* * *
В Керчи французы высадили всех своих временных пассажиров, кроме полковника Горецкого. Видно было, что союзникам не терпелось избавиться от этих "russe terrible". Капитан Жиро с презрительным выражением на холеном лице наблюдал за их высадкой и распорядился немедленно произвести на корабле генеральную уборку. Впрочем, вытерев с палубы следы грязных сапог, французские матросы не смогли убрать с миноносца неуловимое ощущение тоски, подавленности, отчаяния, оставленное на "Сюркуфе" солдатами разбитой и преданной деникинской армии.

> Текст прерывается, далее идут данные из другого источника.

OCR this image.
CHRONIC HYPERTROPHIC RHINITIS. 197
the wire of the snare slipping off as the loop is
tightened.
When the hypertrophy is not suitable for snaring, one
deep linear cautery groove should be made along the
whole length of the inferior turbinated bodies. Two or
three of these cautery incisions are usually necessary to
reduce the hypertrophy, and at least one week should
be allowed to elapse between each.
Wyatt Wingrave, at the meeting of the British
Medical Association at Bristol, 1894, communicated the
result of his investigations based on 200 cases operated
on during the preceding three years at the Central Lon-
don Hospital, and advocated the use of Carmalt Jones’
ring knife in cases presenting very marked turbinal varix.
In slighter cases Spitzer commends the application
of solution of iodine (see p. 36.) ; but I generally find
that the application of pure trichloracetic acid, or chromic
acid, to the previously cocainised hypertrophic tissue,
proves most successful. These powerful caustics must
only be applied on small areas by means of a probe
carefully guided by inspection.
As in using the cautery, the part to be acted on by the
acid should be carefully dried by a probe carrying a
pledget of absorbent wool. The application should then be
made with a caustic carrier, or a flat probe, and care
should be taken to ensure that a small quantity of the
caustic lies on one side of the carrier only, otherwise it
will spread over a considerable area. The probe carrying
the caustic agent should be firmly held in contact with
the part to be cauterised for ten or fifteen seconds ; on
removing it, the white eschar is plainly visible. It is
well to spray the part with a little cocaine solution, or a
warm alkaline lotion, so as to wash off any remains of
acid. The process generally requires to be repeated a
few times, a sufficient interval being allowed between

Керчь кипела и бурлила. Улицы и набережные были полны озлобленными изверившимися добровольцами. Казаков попадалось мало – значительная часть донцов, не подчинившись приказу Деникина, ушла не в Новороссийск, а в Грузию, где правительство меньшевиков многих из них вскоре выдало красным, а многие кубанцы разбежались по своим домам.
Госпитали и лазареты ломились от раненых, легких уже давно не брали, и они слонялись по городу в толпе однополчан. Вся эта голодная, почти неуправляемая масса, оборванная, почти безоружная, мало напоминала победоносную Добровольческую армию минувшей осени, едва не дошедшую до Москвы в героическом сентябрьском наступлении.
Проталкиваясь сквозь толпу на одной из приморских улиц, Борис увидел знакомое лицо.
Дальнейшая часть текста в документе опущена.